Every day, investors try to make sense of new data.
Some numbers change month-to-month, but others are updated more frequently.
Price data changes every day, even every minute, while markets are open.
But one of the most important data points for investors changes at a much slower pace. And it’s easy to project into the future.
I’m talking about population data.
Why Population Data Matters
This might not appear to be economic data. But economic growth is correlated with population and productivity changes.
This makes sense, even if we don’t think about it often.
If a country’s working-age population increases 10%, and the new workforce is as productive as the old, the economy grows 10%. If productivity increases by 1%, the economy grows by 22% because each worker (older and younger) is producing 1% more, and there are 10% more workers overall.

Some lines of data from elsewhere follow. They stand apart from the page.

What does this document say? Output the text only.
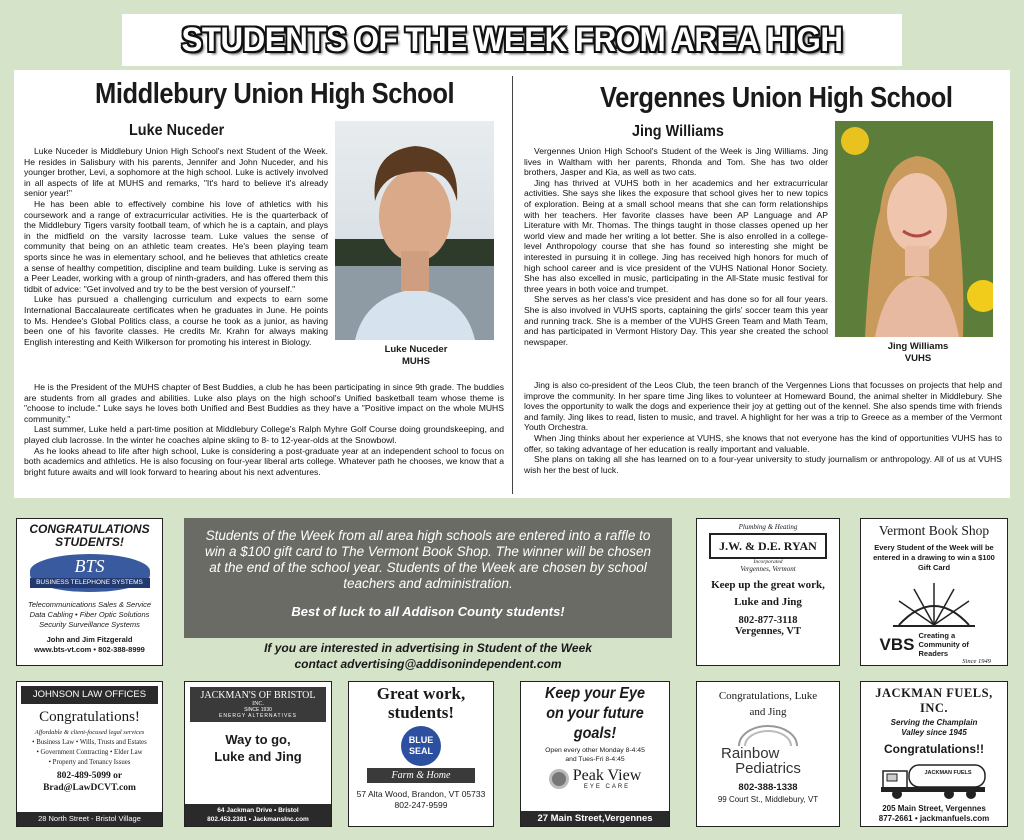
STUDENTS OF THE WEEK FROM AREA HIGH
Middlebury Union High School
Luke Nuceder

Luke Nuceder is Middlebury Union High School's next Student of the Week. He resides in Salisbury with his parents, Jennifer and John Nuceder, and his younger brother, Levi, a sophomore at the high school. Luke is actively involved in all aspects of life at MUHS and remarks, "It's hard to believe it's already senior year!"

He has been able to effectively combine his love of athletics with his coursework and a range of extracurricular activities. He is the quarterback of the Middlebury Tigers varsity football team, of which he is a captain, and plays in the midfield on the varsity lacrosse team. Luke values the sense of community that being on an athletic team creates. He's been playing team sports since he was in elementary school, and he believes that athletics create a sense of healthy competition, discipline and team building. Luke is serving as a Peer Leader, working with a group of ninth-graders, and has offered them this tidbit of advice: "Get involved and try to be the best version of yourself."

Luke has pursued a challenging curriculum and expects to earn some International Baccalaureate certificates when he graduates in June. He points to Ms. Hendee's Global Politics class, a course he took as a junior, as having been one of his favorite classes. He credits Mr. Krahn for always making English interesting and Keith Wilkerson for promoting his interest in Biology.

He is the President of the MUHS chapter of Best Buddies, a club he has been participating in since 9th grade. The buddies are students from all grades and abilities. Luke also plays on the high school's Unified basketball team whose theme is "choose to include." Luke says he loves both Unified and Best Buddies as they have a "Positive impact on the whole MUHS community."

Last summer, Luke held a part-time position at Middlebury College's Ralph Myhre Golf Course doing groundskeeping, and played club lacrosse. In the winter he coaches alpine skiing to 8- to 12-year-olds at the Snowbowl.

As he looks ahead to life after high school, Luke is considering a post-graduate year at an independent school to focus on both academics and athletics. He is also focusing on four-year liberal arts college. Whatever path he chooses, we know that a bright future awaits and will look forward to hearing about his next adventures.

Luke Nuceder
MUHS
Vergennes Union High School
Jing Williams

Vergennes Union High School's Student of the Week is Jing Williams. Jing lives in Waltham with her parents, Rhonda and Tom. She has two older brothers, Jasper and Kia, as well as two cats.

Jing has thrived at VUHS both in her academics and her extracurricular activities. She says she likes the exposure that school gives her to new topics of exploration. Being at a small school means that she can form relationships with her teachers. Her favorite classes have been AP Language and AP Literature with Mr. Thomas. The things taught in those classes opened up her world view and made her writing a lot better. She is also enrolled in a college-level Anthropology course that she has found so interesting she might be interested in pursuing it in college. Jing has received high honors for much of high school career and is vice president of the VUHS National Honor Society. She has also excelled in music, participating in the All-State music festival for three years in both voice and trumpet.

She serves as her class's vice president and has done so for all four years. She is also involved in VUHS sports, captaining the girls' soccer team this year and running track. She is a member of the VUHS Green Team and Math Team, and has participated in Vermont History Day. This year she created the school newspaper.

Jing is also co-president of the Leos Club, the teen branch of the Vergennes Lions that focusses on projects that help and improve the community. In her spare time Jing likes to volunteer at Homeward Bound, the animal shelter in Middlebury. She loves the opportunity to walk the dogs and experience their joy at getting out of the kennel. She also spends time with friends and family. Jing likes to read, listen to music, and travel. A highlight for her was a trip to Greece as a member of the Vermont Youth Orchestra.

When Jing thinks about her experience at VUHS, she knows that not everyone has the kind of opportunities VUHS has to offer, so taking advantage of her education is really important and valuable.

She plans on taking all she has learned on to a four-year university to study journalism or anthropology. All of us at VUHS wish her the best of luck.

Jing Williams
VUHS
Students of the Week from all area high schools are entered into a raffle to win a $100 gift card to The Vermont Book Shop. The winner will be chosen at the end of the school year. Students of the Week are chosen by school teachers and administration.
Best of luck to all Addison County students!
If you are interested in advertising in Student of the Week
contact advertising@addisonindependent.com
CONGRATULATIONS STUDENTS!
BTS
BUSINESS TELEPHONE SYSTEMS
Telecommunications Sales & Service
Data Cabling • Fiber Optic Solutions
Security Surveillance Systems
John and Jim Fitzgerald
www.bts-vt.com • 802-388-8999
Plumbing & Heating
J.W. & D.E. RYAN
Incorporated
Vergennes, Vermont
Keep up the great work, Luke and Jing
802-877-3118
Vergennes, VT
Vermont Book Shop
Every Student of the Week will be entered in a drawing to win a $100 Gift Card
VBS Creating a Community of Readers
Since 1949
JOHNSON LAW OFFICES
Congratulations!
Affordable & client-focused legal services
• Business Law • Wills, Trusts and Estates
• Government Contracting • Elder Law
• Property and Tenancy Issues
802-489-5099 or
Brad@LawDCVT.com
28 North Street - Bristol Village
JACKMAN'S OF BRISTOL
INC.
SINCE 1930
ENERGY ALTERNATIVES
Way to go, Luke and Jing
64 Jackman Drive • Bristol
802.453.2381 • JackmansInc.com
Great work, students!
BLUE SEAL
Farm & Home
57 Alta Wood, Brandon, VT 05733
802-247-9599
Keep your Eye on your future goals!
Open every other Monday 8-4:45
and Tues-Fri 8-4:45
Peak View
EYE CARE
27 Main Street,Vergennes
Congratulations, Luke and Jing
Rainbow
Pediatrics
802-388-1338
99 Court St., Middlebury, VT
JACKMAN FUELS, INC.
Serving the Champlain Valley since 1945
Congratulations!!
JACKMAN FUELS
205 Main Street, Vergennes
877-2661 • jackmanfuels.com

These two factors explain almost all of the changes in an economy.
It makes sense to look at population growth to understand the potential trend. The chart below shows population trends, which are bearish for the economy.
Population Growth Trends
The blue line shows the percent of the population between 25 and 54 years old, considered to be prime working age. The red line shows the percent of 16- to 24-year-olds.
Trends in the red line precede trends in the blue line.
The economic boom and bull market that began in the 1980s coincided with an increase in the working age population. This gain was driven by the trend in the number of people aged 16 to 24.
This time, no large group of youths are waiting to join the workforce.
Bottom line: Without an increase in population, economic gains will depend on increases in productivity.
That means we need to develop technology that improves processes in business. There are promising technologies under development, but there’s no guarantee the economy can overcome the population headwinds.